When you are not higher than 4,000 feet in Arizona, in the Sonoran Desert, you have a good opportunity to see a saguaro cactus. The stately stick-like cactus with possible multiple or no arms growing from its central column cannot be missed. Most arms will grow upward unless a hard frost caused them to grow downward. These cacti can be 16 feet tall when 100 years old and as tall as 45 feet when 200 years old, and again some with or without arms! The saguaro is a symbol of the west.
Often you’ll observe the saguaro cactus growing under a palo verde, referred to as its “nurse plant”. The palo verde provides the cactus protection from the sun and frost, yet as years go by the cactus may take water and nutrients sometimes to the nurse plant’s detriment.

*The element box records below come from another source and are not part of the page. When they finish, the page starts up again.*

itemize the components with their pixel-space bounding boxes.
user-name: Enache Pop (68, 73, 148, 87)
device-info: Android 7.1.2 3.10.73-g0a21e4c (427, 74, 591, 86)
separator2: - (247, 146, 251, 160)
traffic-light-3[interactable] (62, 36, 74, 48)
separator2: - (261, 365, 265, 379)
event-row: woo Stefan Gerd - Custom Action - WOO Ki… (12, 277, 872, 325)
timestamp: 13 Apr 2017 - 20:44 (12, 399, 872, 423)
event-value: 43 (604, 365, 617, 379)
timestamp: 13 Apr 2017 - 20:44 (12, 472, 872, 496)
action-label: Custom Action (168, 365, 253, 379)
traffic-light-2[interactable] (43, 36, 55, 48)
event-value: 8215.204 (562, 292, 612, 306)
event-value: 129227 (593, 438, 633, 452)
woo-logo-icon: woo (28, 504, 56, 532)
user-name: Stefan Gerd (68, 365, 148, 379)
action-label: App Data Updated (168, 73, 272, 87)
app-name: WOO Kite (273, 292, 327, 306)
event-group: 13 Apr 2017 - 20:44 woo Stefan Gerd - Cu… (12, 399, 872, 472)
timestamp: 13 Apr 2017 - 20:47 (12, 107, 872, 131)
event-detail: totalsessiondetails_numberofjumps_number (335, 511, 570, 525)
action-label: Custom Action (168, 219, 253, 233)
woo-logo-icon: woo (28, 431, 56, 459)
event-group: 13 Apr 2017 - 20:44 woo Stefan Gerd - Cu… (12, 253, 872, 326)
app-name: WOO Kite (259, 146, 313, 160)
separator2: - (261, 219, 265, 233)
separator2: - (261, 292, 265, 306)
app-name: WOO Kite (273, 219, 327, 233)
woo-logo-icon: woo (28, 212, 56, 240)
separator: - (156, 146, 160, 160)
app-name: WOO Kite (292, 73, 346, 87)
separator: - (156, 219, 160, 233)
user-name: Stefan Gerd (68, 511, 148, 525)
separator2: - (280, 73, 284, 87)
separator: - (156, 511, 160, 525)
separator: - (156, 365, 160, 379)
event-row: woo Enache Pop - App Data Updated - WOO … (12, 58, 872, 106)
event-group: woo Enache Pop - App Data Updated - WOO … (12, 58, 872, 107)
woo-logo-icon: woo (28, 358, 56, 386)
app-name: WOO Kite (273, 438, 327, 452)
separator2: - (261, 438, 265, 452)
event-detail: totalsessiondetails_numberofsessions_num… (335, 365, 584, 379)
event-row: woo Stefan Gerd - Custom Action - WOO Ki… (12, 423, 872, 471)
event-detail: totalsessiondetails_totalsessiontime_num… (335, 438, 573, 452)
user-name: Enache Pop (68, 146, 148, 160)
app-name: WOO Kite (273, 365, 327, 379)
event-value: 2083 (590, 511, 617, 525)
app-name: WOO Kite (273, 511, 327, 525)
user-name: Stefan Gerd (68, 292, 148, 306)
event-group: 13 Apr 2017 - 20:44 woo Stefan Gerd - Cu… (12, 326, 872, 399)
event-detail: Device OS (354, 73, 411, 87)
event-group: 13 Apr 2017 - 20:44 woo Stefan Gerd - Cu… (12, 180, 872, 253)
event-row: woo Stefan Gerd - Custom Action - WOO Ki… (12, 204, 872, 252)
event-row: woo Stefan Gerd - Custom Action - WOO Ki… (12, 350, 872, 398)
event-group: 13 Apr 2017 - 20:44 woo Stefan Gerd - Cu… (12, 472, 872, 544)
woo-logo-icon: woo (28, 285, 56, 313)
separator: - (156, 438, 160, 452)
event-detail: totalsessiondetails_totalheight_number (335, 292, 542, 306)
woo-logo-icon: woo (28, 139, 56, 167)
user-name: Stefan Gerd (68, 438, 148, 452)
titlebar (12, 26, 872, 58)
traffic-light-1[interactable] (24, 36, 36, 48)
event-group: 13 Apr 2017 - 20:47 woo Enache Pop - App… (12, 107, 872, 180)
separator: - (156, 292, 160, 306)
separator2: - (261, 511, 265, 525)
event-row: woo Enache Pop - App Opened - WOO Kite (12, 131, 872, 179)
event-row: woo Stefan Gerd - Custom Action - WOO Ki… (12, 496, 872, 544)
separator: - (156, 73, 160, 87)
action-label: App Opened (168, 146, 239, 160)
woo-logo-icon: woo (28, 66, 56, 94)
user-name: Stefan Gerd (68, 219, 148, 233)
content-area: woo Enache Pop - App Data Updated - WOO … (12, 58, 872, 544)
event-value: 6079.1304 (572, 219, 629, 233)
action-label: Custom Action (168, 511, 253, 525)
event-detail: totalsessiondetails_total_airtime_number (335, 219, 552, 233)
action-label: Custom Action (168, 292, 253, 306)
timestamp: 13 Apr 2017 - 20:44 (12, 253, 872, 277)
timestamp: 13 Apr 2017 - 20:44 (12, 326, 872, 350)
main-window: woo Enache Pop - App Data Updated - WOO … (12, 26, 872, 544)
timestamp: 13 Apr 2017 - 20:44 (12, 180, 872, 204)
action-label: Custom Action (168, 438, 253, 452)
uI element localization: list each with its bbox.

When the saguaro cactus buds, which can number 100, pop their white flowers in the spring, birds, moths, bats and butterflies are attracted to the flower’s sweet nectar. The flowers gets pollinated and mature into a fruit. In the summer, the red fruit provides nutrients for wildlife and can be harvested by people, but be sure to get written permission to collect the fruit because saguaros are protected under the Arizona Native Plant Law. The fruit can be eaten raw or boiled and strained to make jellies.
The saguaro blossom is the Arizona state wildflower and the palo verde is the Arizona state tree. Arizona takes their cacti seriously as I recently learned it is illegal to shoot a cactus, ram into it with your vehicle or dig one up without a permit. Why anyone would do any of those things is beyond me. I believe the cacti should be left alone to be enjoyed by us all.